Die Verkehrssituation bedeute für ihn nicht nur zusätzliche Arbeit, sondern auch zusätzliche Kosten. „Durch die Probleme bei der Nordwestbahn und auf der Lesumbrücke sind mir allein zwischen Januar und September zusätzliche Kosten zwischen 3000 und 4000 Euro entstanden“, sagt der Geschäftsführer. Dieser Betrag fehle am Ende, um etwa seinen Mitarbeitern das Gehalt zu erhöhen.

Bremer Politik mit Verantwortung

Verantwortlich für die Probleme im Bahn- und Straßenverkehr ist in den Augen von Achim Boot die Bremer Politik. „Man hat damals bei der Planung der Autobahn versäumt, die Brücke mit auszubauen. Das ist ein definitiver Planungsfehler der Politik in Bremen und niemand anderem sonst“, kritisiert der Unternehmer. Gleiches gelte für die Regio-S-Bahn. „Das Verkehrsressort hätte die Nordwestbahn sofort abmahnen müssen, als der Vertrag nicht mehr zu 100 Prozent erfüllt wurde. Nach zwei, drei Monaten müsste eine weitere Abmahnung erfolgen, sollte der Vertrag noch immer nicht erfüllt werden. Parallel müsste ein Notfallvertrag mit anderen Anbietern geschlossen werden, auf Kosten der Nordwestbahn“, fordert Boot.

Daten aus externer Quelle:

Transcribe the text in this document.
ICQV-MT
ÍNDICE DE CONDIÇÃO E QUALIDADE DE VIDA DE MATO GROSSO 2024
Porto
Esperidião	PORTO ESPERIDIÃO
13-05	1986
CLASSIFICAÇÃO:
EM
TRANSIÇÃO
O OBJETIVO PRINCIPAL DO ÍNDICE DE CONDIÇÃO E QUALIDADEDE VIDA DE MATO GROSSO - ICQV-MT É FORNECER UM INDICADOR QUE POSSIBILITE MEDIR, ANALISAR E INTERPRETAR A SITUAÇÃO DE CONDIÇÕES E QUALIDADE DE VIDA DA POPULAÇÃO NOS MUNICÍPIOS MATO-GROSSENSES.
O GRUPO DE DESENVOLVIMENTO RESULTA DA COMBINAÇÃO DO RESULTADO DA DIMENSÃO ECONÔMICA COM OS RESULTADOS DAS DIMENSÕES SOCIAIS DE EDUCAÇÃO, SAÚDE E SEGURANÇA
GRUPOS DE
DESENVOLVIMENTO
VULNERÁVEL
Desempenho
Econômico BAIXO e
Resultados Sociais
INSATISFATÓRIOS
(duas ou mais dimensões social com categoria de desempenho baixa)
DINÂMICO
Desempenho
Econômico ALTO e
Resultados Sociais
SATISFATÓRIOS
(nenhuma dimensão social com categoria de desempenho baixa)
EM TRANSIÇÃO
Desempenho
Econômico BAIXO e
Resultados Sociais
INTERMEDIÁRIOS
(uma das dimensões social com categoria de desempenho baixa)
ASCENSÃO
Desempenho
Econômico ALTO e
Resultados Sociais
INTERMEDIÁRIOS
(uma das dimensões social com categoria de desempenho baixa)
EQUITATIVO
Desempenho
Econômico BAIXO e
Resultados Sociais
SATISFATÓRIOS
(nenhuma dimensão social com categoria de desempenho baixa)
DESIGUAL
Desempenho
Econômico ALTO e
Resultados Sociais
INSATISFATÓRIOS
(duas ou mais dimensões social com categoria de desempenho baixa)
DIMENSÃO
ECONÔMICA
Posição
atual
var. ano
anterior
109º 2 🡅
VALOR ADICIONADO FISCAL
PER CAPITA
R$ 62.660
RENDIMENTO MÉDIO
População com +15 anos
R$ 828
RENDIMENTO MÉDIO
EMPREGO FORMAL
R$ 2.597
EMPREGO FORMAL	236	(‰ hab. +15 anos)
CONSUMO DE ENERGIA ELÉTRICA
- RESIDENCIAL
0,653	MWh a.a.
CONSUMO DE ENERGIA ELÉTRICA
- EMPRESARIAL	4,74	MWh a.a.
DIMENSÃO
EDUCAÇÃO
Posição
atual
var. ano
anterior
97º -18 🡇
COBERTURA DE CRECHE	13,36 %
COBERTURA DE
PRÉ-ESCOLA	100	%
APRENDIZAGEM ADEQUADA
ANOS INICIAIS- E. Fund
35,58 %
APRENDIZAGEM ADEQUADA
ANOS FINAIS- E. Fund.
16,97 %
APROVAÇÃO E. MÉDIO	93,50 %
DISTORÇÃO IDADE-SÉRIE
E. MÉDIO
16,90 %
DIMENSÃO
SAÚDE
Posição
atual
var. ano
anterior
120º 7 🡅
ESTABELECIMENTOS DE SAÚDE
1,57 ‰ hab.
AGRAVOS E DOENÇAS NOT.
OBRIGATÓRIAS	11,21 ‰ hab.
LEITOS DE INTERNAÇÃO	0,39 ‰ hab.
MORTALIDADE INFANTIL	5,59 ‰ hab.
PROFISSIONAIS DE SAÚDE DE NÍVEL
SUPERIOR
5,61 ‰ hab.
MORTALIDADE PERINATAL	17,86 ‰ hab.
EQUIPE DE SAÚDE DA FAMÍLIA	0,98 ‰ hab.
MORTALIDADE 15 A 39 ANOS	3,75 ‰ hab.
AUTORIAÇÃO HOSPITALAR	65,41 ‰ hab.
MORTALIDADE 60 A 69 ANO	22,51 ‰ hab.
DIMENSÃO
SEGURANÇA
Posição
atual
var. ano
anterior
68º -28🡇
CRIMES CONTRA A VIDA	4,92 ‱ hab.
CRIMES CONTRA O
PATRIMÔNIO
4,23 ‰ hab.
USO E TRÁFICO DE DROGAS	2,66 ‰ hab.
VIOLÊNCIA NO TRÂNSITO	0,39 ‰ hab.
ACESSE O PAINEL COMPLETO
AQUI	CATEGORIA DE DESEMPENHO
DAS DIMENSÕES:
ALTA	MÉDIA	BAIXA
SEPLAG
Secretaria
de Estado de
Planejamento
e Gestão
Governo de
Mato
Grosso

Seine durch die Verkehrssituation gestiegenen Kosten könne er nicht vollständig an seine Kunden weitergeben. „Unsere Mitbewerber sitzen in der Innenstadt, das ist ein Riesen-Standortvorteil für sie“, sagt er. Deshalb gebe er nur einen kleinen Teil der Fahrtkosten, der aber nicht kostendeckend sei, an seine Kunden weiter.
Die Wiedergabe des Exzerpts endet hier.